Simian: Detect Duplicate Code and Analyze Code Similarity

Simian Similarity Analyzer is open-source software built for engineers and litigation teams who need fast, reliable, and verifiable code analysis.

It is used in environments where accuracy and defensibility are required, including software litigation and technical due diligence. Quandary Peak Research is releasing Simian to support broader access and ongoing improvement of source code review. Learn more and access the project: https://simian.quandarypeak.com/

An abstract rendering of translucent blocks of code

How Simian Detects Duplicate Code and Analyzes Code Similarity

Simian analyzes source code to identify duplication and similarity across files, repositories, or systems.

Identifies where identical or near-identical code appears
Measures the extent of code duplication across a system
Reveals patterns that suggest reuse, copying, or shared origin

In engineering, this improves maintainability. In litigation, it supports defensible analysis of code similarity. Simian functions as a code similarity check and similarity analyzer, helping teams evaluate meaningful overlap across codebases.

Practical Advantages for Scanning Modern Codebases

To conquer the problem of comparing against all files and all blocks within those files, rather than matching all source code files in pairs, Simian accomplishes this with its fingerprint-matching engine, which generates and matches unique fingerprints from source code blocks. This results in a fast, efficient way to detect duplicate code and analyze code similarity across modern codebases. It delivers accurate results without unnecessary overhead.

Fast, Lean Execution: Simian scans code quickly and detects code duplication without requiring heavy infrastructure or long analysis cycles. This makes it practical to run locally, including as part of pre-commit workflows.

Effective Detection of Modified Duplicates: Simian identifies duplicated logic even when superficial elements such as variable names, strings, or numeric values have been changed. This allows it to detect duplicate code that simple text comparison tools often miss.

Language-Agnostic Comparison: Simian applies a consistent approach to scanning code across languages such as C, C++, C#, Java, JavaScript, PHP, Ruby, and COBOL. It can analyze any file encoded as plain text, allowing teams to detect duplication across virtually any codebase or text-based content using a single tool.

Configurable Noise Reduction: Simian can ignore boilerplate code such as headers, imports, and generated structures through simple configuration. This improves the signal-to-noise ratio and ensures results focus on meaningful duplication rather than irrelevant matches.

A Proven Software Analysis Tool with Continued Investment

Simian Version 1 was originally released in 2003 by Simon Harris. It has been used for over two decades to detect code duplication across diverse systems.

Quandary Peak Research acquired the rights to Simian to ensure its continued availability and to support ongoing improvements. By transitioning the project to open-source, we are making it easier for the community to:

Review and refine detection methods
Extend support for modern languages and workflows
Contribute enhancements based on real-world use cases

This is not a new tool entering the space. It is a mature foundation that we are maintaining and evolving.

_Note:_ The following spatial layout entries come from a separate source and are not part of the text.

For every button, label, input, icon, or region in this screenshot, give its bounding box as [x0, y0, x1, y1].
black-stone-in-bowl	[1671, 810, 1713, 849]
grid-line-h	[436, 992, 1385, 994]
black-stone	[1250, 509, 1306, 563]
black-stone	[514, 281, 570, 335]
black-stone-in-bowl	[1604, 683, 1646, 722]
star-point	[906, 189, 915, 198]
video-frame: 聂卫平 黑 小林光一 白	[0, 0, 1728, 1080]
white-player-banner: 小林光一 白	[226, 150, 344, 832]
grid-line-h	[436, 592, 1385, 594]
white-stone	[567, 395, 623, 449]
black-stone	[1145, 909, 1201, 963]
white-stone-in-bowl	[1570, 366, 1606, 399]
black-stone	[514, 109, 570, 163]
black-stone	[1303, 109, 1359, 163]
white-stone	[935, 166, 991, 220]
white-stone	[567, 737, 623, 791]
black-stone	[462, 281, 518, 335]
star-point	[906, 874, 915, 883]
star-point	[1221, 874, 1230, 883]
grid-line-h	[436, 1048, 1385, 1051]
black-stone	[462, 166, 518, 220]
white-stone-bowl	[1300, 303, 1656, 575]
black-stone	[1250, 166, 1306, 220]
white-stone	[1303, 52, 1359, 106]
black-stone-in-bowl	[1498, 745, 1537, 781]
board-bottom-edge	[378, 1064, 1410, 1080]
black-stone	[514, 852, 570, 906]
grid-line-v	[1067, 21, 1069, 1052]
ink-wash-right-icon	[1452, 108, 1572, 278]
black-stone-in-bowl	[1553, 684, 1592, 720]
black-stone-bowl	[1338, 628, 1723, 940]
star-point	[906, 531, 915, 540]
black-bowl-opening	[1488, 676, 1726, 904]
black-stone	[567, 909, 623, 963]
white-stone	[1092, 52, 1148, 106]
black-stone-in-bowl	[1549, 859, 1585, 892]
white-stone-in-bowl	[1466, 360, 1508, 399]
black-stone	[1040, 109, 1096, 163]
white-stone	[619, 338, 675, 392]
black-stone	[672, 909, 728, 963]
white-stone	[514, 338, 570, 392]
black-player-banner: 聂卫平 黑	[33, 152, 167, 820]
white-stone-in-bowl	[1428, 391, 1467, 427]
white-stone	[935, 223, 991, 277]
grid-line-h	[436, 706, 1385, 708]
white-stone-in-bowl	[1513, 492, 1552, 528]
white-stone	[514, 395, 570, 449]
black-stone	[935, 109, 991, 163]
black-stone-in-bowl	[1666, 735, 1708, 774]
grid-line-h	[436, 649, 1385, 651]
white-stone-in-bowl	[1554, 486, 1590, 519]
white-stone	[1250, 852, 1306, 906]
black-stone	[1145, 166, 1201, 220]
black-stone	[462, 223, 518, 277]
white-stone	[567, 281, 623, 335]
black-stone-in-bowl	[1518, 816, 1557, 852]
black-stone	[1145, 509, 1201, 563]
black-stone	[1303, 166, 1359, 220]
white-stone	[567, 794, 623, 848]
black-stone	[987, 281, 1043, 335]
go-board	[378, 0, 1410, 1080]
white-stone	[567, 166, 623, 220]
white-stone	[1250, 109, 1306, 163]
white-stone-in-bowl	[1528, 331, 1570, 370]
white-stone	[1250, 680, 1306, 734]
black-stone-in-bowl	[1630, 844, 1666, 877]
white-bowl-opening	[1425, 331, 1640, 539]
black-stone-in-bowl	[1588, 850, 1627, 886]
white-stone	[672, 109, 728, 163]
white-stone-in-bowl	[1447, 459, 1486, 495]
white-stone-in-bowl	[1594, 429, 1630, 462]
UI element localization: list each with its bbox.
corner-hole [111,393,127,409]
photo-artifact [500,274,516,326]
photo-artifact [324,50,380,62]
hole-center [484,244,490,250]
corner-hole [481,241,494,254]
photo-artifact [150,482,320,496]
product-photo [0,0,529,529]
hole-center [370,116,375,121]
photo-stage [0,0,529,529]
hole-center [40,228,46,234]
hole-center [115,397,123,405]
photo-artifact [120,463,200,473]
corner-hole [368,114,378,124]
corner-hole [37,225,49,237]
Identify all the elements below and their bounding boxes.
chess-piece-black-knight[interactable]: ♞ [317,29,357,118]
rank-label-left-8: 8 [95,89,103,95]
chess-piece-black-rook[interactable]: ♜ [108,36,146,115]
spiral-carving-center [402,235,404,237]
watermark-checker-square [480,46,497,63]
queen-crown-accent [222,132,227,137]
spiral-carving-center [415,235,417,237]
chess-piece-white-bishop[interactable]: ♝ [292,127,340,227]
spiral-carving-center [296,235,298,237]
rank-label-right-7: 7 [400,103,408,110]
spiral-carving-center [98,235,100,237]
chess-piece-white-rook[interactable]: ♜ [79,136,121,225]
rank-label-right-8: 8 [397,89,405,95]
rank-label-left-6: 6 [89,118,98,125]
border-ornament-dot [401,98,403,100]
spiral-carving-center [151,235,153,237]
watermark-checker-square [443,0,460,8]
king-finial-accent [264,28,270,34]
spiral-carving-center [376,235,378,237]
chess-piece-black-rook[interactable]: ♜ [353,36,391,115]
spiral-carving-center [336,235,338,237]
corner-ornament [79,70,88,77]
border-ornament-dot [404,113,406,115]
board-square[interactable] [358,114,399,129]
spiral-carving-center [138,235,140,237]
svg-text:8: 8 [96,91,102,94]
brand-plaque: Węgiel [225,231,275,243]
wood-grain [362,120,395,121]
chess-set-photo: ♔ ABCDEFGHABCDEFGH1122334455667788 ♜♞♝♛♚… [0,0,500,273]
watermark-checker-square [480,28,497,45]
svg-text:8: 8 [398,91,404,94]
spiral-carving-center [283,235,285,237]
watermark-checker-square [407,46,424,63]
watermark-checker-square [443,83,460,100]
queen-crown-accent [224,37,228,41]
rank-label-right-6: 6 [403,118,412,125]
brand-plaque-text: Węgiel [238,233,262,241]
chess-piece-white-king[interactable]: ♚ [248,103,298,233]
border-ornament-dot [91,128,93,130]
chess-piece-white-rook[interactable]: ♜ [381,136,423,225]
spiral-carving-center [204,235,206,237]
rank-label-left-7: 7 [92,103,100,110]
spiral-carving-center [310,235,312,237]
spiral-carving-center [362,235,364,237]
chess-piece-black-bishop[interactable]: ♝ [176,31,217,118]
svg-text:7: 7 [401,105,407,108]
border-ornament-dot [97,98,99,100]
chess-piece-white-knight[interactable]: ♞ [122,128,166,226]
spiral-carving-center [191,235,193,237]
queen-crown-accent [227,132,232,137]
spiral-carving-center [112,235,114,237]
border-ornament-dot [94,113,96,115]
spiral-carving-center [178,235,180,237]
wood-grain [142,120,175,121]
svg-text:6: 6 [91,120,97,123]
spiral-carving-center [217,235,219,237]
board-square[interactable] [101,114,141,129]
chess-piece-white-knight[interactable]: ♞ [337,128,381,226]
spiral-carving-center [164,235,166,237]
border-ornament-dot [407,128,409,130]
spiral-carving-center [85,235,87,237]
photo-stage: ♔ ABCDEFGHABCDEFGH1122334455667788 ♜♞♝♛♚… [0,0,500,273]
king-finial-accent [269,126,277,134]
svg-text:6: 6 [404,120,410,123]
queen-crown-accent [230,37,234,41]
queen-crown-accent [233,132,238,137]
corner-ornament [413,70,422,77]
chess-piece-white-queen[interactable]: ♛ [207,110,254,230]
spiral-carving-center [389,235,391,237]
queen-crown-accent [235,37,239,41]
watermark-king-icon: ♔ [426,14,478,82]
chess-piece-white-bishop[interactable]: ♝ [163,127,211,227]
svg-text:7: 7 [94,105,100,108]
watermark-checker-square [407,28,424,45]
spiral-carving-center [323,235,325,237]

Use Cases: Detecting Duplicate Code Across Engineering and Litigation

Simian supports multiple audiences:

Software Engineers: Use Simian to detect duplicate code early, reduce redundancy, and maintain cleaner codebases. Its speed makes it suitable for frequent use during development.

Source Code Reviewers: Use Simian to scan large or multi-repository environments and identify meaningful code similarities efficiently across large or multi-repository environments.

IP Litigation Attorneys and Experts: Use Simian to support structured, repeatable analysis of code similarity. Its consistent methodology helps ensure results can be clearly explained and evaluated.

Building a Transparent Standard for Code Similarity Analysis

Simian has long been a reliable tool for detecting code duplication. By making it open-source, we are encouraging continued development and integration into a wider range of workflows.

A consistent approach to code similarity analysis helps produce reliable and repeatable results across systems. Open-sourcing Simian creates a foundation for ongoing collaboration. We plan to expand its capabilities with input from the community, with a focus on:

Enhancing detection techniques for modern development patterns
Establishing common configurations for widely used frameworks
Improving integration with developer workflows, including pre-commit checks
Maintaining high performance and reliable, repeatable results

This is a collaborative effort to maintain a tool that is technically rigorous, broadly usable, and trusted across disciplines.

How to Get Started with Simian

Simian is available now as an open-source tool to detect duplicate code, perform code similarity checks, and scan codebases for duplication and reuse patterns. Documentation, examples, and contribution guidelines are available on the project site: https://github.com/quandarypeak/simian

We welcome contributions that improve performance, expand language support, or refine detection techniques. The goal is to maintain a tool that is both technically rigorous and broadly accessible.

Verifiable Results Start with Transparent Analysis

Code similarity analysis requires clear methods, consistent execution, and results that can be reliably reproduced. Simian supports this approach by providing a consistent framework for analyzing code duplication and similarity across systems.